Among the many blessings I receive from giving public talks about life legacies is the stories people tell me about their own family legacy experiences. Yesterday, after speaking on a panel of people who work with seniors in our community, a woman came up to me and shared a wonderful story about her mother.
She told me that her mother had made a cassette tape of songs she had created as she drove long-haul eighteen wheelers across the country. The cassette was a most cherished "legacy" that her daughter often listened to, especially at times when she felt like her memory of her mother's voice was fading. As she shared the titles of her mother's songs -- "Trucking with Grandma", "Bright Eyes" and others, her eye's teared up as she spoke.
She told me that, at the age of 50, her mother had gone to trucking school so she could drive eighteen-wheelers with her husband. "Being left at home after being newly married was not part of the deal!", her mother had said to her new husband. So, without hesitation she had packed up and moved across the country to go to school and begin her new career. Then for over 15 years, as a truck-driving couple, they traveled through every state in the U.S. and Canada before retiring.

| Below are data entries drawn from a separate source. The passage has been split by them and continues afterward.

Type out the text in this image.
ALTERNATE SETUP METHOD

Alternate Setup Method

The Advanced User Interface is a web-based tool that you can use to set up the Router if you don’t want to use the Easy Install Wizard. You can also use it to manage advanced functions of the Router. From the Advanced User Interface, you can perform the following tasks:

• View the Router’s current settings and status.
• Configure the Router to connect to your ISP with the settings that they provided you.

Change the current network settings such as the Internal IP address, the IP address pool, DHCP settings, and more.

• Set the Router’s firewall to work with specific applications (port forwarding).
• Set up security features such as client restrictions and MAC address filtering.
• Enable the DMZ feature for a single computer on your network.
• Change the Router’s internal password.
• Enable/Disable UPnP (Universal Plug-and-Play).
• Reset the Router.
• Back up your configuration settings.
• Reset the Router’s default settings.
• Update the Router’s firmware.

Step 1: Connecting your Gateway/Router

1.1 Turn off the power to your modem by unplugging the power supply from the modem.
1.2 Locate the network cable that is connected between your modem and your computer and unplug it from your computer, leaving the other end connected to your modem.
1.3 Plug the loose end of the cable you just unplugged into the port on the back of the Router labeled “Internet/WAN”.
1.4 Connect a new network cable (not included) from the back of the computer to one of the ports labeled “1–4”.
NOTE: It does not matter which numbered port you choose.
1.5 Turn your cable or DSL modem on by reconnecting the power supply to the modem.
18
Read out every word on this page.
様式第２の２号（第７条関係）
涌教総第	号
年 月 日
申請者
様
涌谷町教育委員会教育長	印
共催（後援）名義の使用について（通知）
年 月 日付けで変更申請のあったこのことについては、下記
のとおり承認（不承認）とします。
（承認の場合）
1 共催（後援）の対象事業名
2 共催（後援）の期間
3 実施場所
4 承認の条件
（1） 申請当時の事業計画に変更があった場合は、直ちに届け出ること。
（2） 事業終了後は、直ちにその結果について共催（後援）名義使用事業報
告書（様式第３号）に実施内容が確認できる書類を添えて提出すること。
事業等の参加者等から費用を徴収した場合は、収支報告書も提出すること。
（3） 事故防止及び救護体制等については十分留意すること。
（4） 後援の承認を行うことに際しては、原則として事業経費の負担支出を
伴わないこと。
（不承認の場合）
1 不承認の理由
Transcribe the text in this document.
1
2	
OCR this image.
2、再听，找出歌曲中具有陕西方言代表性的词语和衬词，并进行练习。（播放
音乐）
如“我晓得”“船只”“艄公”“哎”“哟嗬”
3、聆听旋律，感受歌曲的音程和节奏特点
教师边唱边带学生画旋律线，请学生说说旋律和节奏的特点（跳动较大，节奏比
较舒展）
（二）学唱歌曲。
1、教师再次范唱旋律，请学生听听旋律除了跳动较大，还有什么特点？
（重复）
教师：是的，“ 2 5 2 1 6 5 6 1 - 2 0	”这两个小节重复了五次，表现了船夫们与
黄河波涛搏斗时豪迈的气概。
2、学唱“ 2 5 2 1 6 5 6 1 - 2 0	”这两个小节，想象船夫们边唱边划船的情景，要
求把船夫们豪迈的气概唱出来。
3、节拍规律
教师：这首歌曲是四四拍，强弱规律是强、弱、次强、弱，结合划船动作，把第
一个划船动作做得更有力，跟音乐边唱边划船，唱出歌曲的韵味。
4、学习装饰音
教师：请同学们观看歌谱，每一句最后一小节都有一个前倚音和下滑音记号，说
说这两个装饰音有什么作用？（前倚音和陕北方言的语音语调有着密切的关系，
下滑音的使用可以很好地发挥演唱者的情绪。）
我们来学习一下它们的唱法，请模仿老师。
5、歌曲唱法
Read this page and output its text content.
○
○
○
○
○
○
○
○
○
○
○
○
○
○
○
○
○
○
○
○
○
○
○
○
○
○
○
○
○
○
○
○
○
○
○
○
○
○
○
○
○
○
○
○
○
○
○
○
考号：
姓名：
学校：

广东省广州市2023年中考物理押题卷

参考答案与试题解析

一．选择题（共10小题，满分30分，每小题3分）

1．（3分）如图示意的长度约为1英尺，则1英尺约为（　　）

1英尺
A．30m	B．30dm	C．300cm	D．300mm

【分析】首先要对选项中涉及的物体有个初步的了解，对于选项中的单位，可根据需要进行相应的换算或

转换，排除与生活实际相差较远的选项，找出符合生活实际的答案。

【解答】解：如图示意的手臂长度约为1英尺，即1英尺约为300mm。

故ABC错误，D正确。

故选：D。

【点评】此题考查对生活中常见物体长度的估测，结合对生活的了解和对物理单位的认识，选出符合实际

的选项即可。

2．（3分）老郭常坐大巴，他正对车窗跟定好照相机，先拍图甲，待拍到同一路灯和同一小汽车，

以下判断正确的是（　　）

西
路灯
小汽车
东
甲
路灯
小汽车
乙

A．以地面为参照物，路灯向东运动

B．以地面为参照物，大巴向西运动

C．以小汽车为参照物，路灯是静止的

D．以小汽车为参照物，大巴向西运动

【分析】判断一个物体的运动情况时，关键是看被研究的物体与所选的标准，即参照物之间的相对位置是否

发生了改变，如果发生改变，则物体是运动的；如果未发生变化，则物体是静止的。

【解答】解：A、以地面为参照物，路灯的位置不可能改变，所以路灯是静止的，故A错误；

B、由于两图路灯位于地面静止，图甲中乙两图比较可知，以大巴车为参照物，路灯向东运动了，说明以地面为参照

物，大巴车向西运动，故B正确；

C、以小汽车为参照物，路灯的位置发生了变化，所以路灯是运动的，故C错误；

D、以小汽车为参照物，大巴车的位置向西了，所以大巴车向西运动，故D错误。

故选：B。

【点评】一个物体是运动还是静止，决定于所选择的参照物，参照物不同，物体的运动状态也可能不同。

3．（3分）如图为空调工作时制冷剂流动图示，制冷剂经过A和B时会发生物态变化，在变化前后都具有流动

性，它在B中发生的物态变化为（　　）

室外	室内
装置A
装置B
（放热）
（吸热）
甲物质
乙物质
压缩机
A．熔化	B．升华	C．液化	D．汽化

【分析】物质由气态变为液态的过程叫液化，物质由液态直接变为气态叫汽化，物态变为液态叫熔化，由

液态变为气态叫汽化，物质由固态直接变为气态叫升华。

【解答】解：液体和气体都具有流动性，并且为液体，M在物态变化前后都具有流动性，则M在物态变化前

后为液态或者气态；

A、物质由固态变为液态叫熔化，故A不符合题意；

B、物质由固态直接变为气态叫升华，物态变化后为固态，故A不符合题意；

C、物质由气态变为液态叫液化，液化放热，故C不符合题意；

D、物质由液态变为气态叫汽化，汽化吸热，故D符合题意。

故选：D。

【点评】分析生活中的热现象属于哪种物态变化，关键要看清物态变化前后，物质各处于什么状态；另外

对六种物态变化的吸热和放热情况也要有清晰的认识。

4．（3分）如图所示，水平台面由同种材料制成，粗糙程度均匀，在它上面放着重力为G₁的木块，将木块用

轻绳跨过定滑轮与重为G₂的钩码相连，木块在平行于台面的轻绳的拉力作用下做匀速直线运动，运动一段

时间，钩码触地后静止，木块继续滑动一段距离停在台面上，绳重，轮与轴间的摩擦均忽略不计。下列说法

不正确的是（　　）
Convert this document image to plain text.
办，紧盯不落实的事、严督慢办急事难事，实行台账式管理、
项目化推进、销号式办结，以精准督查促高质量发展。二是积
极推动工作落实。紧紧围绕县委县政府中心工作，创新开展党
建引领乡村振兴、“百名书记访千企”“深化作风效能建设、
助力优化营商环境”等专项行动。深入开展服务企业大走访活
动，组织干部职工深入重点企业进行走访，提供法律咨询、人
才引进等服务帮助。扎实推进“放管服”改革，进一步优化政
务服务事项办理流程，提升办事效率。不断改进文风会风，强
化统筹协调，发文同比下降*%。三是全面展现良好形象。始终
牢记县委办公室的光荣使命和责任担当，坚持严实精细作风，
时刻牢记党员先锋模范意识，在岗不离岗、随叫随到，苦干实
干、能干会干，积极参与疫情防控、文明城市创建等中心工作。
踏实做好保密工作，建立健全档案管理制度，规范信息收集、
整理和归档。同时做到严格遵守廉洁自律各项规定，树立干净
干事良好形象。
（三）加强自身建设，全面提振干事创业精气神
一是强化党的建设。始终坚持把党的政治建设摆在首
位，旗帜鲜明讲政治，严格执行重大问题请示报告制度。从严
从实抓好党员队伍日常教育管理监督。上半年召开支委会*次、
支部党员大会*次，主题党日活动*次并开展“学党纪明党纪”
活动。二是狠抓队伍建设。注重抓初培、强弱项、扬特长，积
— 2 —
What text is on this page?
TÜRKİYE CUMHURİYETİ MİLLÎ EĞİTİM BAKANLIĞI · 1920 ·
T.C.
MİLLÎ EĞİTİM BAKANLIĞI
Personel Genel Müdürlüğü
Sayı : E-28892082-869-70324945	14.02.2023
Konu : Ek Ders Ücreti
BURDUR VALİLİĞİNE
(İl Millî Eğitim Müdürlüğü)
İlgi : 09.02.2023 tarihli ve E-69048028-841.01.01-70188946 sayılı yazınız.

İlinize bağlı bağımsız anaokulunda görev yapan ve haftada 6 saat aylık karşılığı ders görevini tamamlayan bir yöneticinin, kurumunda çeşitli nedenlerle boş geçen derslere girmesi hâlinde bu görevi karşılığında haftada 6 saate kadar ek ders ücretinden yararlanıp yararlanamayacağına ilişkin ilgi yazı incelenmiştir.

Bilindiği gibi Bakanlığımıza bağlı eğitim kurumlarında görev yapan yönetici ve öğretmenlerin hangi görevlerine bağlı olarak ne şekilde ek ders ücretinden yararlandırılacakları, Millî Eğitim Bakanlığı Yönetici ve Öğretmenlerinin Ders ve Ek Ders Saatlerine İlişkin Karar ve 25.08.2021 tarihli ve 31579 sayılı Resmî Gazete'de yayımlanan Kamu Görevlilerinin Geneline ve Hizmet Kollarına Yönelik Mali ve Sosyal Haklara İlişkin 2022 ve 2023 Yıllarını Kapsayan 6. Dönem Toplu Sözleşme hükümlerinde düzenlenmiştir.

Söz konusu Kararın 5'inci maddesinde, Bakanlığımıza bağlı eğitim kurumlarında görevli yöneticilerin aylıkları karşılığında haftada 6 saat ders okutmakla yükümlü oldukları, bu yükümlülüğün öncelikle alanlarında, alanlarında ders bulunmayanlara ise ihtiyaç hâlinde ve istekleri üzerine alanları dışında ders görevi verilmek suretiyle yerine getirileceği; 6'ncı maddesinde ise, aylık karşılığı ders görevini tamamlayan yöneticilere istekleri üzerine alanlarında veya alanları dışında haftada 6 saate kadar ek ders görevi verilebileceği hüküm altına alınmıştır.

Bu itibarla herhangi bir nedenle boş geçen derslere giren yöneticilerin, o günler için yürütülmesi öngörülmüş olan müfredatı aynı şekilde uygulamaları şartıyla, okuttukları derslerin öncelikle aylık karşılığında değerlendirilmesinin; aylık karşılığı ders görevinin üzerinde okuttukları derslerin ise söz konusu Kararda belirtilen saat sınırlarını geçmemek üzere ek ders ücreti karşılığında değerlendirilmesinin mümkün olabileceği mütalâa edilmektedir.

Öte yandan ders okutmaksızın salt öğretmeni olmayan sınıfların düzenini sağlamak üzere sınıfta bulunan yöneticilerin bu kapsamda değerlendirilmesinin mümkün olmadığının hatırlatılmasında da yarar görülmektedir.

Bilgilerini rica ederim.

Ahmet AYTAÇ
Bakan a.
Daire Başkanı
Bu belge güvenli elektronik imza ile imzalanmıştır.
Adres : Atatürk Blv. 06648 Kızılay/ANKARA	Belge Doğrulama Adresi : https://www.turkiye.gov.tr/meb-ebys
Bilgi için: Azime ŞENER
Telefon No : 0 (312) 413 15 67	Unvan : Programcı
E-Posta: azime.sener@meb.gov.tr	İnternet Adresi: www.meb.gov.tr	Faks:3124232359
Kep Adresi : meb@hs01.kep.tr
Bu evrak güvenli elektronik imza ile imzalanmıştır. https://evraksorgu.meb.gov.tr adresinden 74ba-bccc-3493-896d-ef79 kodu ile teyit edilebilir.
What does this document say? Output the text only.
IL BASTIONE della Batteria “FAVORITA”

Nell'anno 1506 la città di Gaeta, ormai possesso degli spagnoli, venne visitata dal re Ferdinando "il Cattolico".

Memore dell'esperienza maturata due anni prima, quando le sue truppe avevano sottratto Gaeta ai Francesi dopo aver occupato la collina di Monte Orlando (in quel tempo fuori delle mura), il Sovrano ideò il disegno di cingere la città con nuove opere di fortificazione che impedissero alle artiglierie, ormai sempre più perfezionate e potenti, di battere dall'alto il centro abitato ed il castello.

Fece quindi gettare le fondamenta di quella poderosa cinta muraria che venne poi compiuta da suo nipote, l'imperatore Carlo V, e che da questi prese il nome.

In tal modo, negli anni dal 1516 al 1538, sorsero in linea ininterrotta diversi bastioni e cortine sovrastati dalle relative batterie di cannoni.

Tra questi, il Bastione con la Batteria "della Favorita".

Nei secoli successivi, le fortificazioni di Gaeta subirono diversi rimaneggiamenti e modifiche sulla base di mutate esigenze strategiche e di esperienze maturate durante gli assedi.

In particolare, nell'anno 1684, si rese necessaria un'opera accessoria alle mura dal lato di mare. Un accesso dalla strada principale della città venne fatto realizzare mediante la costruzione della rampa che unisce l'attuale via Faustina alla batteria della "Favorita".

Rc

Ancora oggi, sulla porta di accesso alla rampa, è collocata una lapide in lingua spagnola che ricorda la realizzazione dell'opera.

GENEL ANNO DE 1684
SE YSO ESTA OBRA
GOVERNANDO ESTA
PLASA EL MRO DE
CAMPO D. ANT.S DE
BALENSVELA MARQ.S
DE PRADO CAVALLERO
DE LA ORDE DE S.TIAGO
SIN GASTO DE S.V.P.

She loved her life on the road!
After her mother's death from cancer in her mid-70's, her daughter had CD's of the cassette made for other members of her family -- all of her brothers and sisters (seven of them) -- who loved being able to hear their mother's voice again (listening to her "songs from the road" . . . a mother's lasting gift to her children).
Have you recorded or videotaped yourself telling stories about your life . . . telling stories about ancestors that you're the last one in your family to remember . . . reciting your favorite poems . . . or singing your own songs? Chances are, whatever you choose to do, that tape will become your loved ones' most cherished legacies of your life after you're gone.